Peintre favori de Mme de Pompadour, Boucher reçoit des nombreuses commandes officielles : 1735, grisailles pour la chambre de la reine à Versailles ; 1741, décoration du Cabinet des Médailles ; 1753, de Fontainebleau, de Choisy etc. Son activité s’étend vite à tous les domaines de la création artistique, auteur d’illustrations pleines de vie pour des livres (Molière 1734), il est nommé de 1742 à 1748 décorateur de l’Opéra, puis en 1755, surinspecteur des Gobelins ; il travaille également pour la Manufacture de Sèvres. À la mort de Carle van Loo en 1765, il devient premier peintre du roi. Mariette, un contemporain de Boucher, définie ainsi le talent et la personnalité de Boucher : il « est né peintre ; il en est peu qui le surpassant en facilité. On peut dire qu’il est né le pinceau à la main. »
Maîtresse du roi Louis XV, personnage incontournable du goût de son siècle, ambitieuse commanditaire d’œuvres d’art et de mobilier, Madame de Pompadour est la grande protectrice de Boucher. Son mécénat fastueux des arts, en particulier la création de la manufacture de porcelaine de Sèvres, fut très important pour le développement du style rococo.
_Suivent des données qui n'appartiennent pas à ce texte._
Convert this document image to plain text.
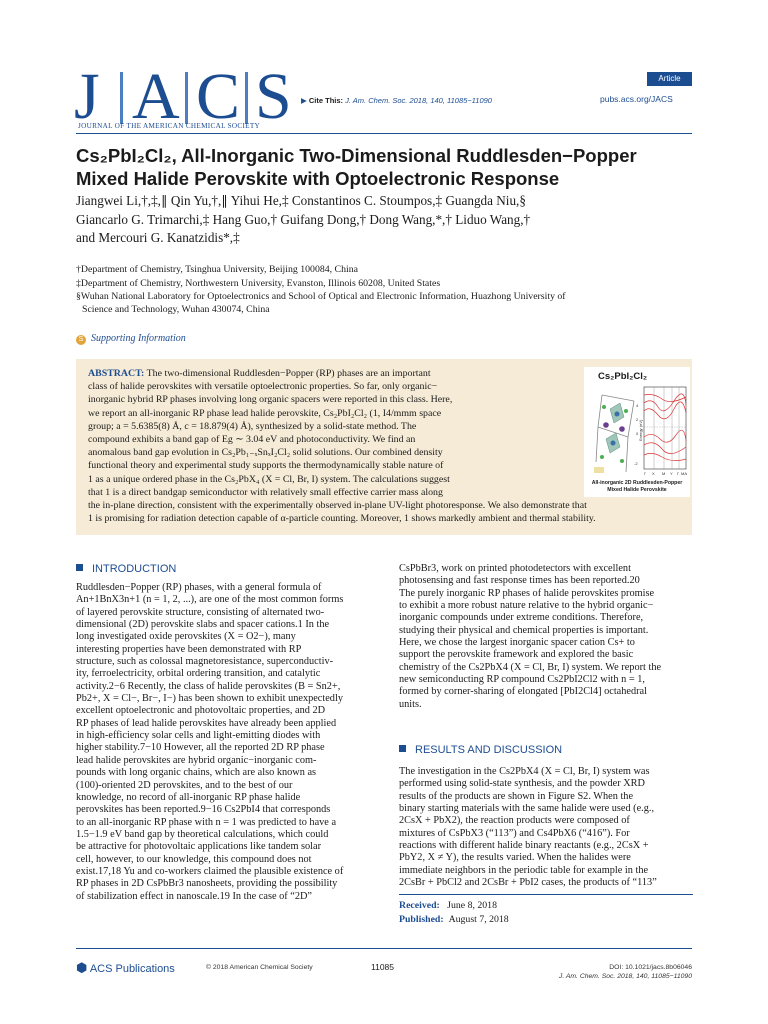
J A C S
JOURNAL OF THE AMERICAN CHEMICAL SOCIETY
▶ Cite This: J. Am. Chem. Soc. 2018, 140, 11085−11090
Article
pubs.acs.org/JACS
Cs₂PbI₂Cl₂, All-Inorganic Two-Dimensional Ruddlesden−Popper
Mixed Halide Perovskite with Optoelectronic Response
Jiangwei Li,†,‡,∥ Qin Yu,†,∥ Yihui He,‡ Constantinos C. Stoumpos,‡ Guangda Niu,§
Giancarlo G. Trimarchi,‡ Hang Guo,† Guifang Dong,† Dong Wang,*,† Liduo Wang,†
and Mercouri G. Kanatzidis*,‡

†Department of Chemistry, Tsinghua University, Beijing 100084, China

‡Department of Chemistry, Northwestern University, Evanston, Illinois 60208, United States

§Wuhan National Laboratory for Optoelectronics and School of Optical and Electronic Information, Huazhong University of

Science and Technology, Wuhan 430074, China

S Supporting Information
ABSTRACT: The two-dimensional Ruddlesden−Popper (RP) phases are an important
class of halide perovskites with versatile optoelectronic properties. So far, only organic−
inorganic hybrid RP phases involving long organic spacers were reported in this class. Here,
we report an all-inorganic RP phase lead halide perovskite, Cs₂PbI₂Cl₂ (1, I4/mmm space
group; a = 5.6385(8) Å, c = 18.879(4) Å), synthesized by a solid-state method. The
compound exhibits a band gap of Eg ∼ 3.04 eV and photoconductivity. We find an
anomalous band gap evolution in Cs₂Pb₁₋ₓSnₓI₂Cl₂ solid solutions. Our combined density
functional theory and experimental study supports the thermodynamically stable nature of
1 as a unique ordered phase in the Cs₂PbX₄ (X = Cl, Br, I) system. The calculations suggest
that 1 is a direct bandgap semiconductor with relatively small effective carrier mass along
the in-plane direction, consistent with the experimentally observed in-plane UV-light photoresponse. We also demonstrate that
1 is promising for radiation detection capable of α-particle counting. Moreover, 1 shows markedly ambient and thermal stability.
Cs₂PbI₂Cl₂
4
2
0
-2
Energy (eV)
Γ X M Y Γ MA
All-inorganic 2D Ruddlesden-Popper
Mixed Halide Perovskite
INTRODUCTION
Ruddlesden−Popper (RP) phases, with a general formula of
An+1BnX3n+1 (n = 1, 2, ...), are one of the most common forms
of layered perovskite structure, consisting of alternated two-
dimensional (2D) perovskite slabs and spacer cations.1 In the
long investigated oxide perovskites (X = O2−), many
interesting properties have been demonstrated with RP
structure, such as colossal magnetoresistance, superconductiv-
ity, ferroelectricity, orbital ordering transition, and catalytic
activity.2−6 Recently, the class of halide perovskites (B = Sn2+,
Pb2+, X = Cl−, Br−, I−) has been shown to exhibit unexpectedly
excellent optoelectronic and photovoltaic properties, and 2D
RP phases of lead halide perovskites have already been applied
in high-efficiency solar cells and light-emitting diodes with
higher stability.7−10 However, all the reported 2D RP phase
lead halide perovskites are hybrid organic−inorganic com-
pounds with long organic chains, which are also known as
(100)-oriented 2D perovskites, and to the best of our
knowledge, no record of all-inorganic RP phase halide
perovskites has been reported.9−16 Cs2PbI4 that corresponds
to an all-inorganic RP phase with n = 1 was predicted to have a
1.5−1.9 eV band gap by theoretical calculations, which could
be attractive for photovoltaic applications like tandem solar
cell, however, to our knowledge, this compound does not
exist.17,18 Yu and co-workers claimed the plausible existence of
RP phases in 2D CsPbBr3 nanosheets, providing the possibility
of stabilization effect in nanoscale.19 In the case of “2D”
CsPbBr3, work on printed photodetectors with excellent
photosensing and fast response times has been reported.20
The purely inorganic RP phases of halide perovskites promise
to exhibit a more robust nature relative to the hybrid organic−
inorganic compounds under extreme conditions. Therefore,
studying their physical and chemical properties is important.
Here, we chose the largest inorganic spacer cation Cs+ to
support the perovskite framework and explored the basic
chemistry of the Cs2PbX4 (X = Cl, Br, I) system. We report the
new semiconducting RP compound Cs2PbI2Cl2 with n = 1,
formed by corner-sharing of elongated [PbI2Cl4] octahedral
units.
RESULTS AND DISCUSSION
The investigation in the Cs2PbX4 (X = Cl, Br, I) system was
performed using solid-state synthesis, and the powder XRD
results of the products are shown in Figure S2. When the
binary starting materials with the same halide were used (e.g.,
2CsX + PbX2), the reaction products were composed of
mixtures of CsPbX3 (“113”) and Cs4PbX6 (“416”). For
reactions with different halide binary reactants (e.g., 2CsX +
PbY2, X ≠ Y), the results varied. When the halides were
immediate neighbors in the periodic table for example in the
2CsBr + PbCl2 and 2CsBr + PbI2 cases, the products of “113”
Received: June 8, 2018
Published: August 7, 2018
⬢ ACS Publications	© 2018 American Chemical Society	11085	DOI: 10.1021/jacs.8b06046
J. Am. Chem. Soc. 2018, 140, 11085−11090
Les chinoiseries de Boucher
L’engouement de Boucher pour la « chinoiserie » vient surtout de ce que ces sujets permettent au peintre tout fantaisie dans le choix d’étoffes exotiques, d’accessoires bizarres, de coloris arbitraires. Le Jardin chinois fait partie d’une série de neuf toiles destinées à la Manufacture de Beauvais en vue de la réalisation de tapisseries en « basse lisse où se mêlent la laine et la soie » pour la marquise de Pompadour. Présentée au Salon de 1742, la peinture permet d’évoquer deux aspects de Boucher décorateur : d’une part comme collaborateur d’Oudry à la Manufacture de Beauvais, d’autre part, comme décorateur d’opéra. En effet, cette scène tient à la fois du théâtre et de la chinoiserie ; Boucher décorera, d’ailleurs, quelques années plus tard le ballet nouveau de Noverre, Les Fêtes Chinoises.
Cette série, très populaire, fut tirée à de nombreux exemplaires pour le roi, la cour et l’un d’eux fut offert à l’Empereur de Chine : La Foire chinoise fut retrouvée à Pekin en 1860. Pourtant cette Foire Chinoise est telle que seul un Français ne connaissant pas la Chine, peut se l’imaginer, c’est-à-dire ne représentent que les denrées luxueuses importées : porcelaines, oiseaux, éventails … L’harmonie claire, gaie, les accents de tons francs, la légèreté de la lumière, le pittoresque montrent combien Boucher réussit dans ce genre où toute fantaisie est permise à son imagination décorative.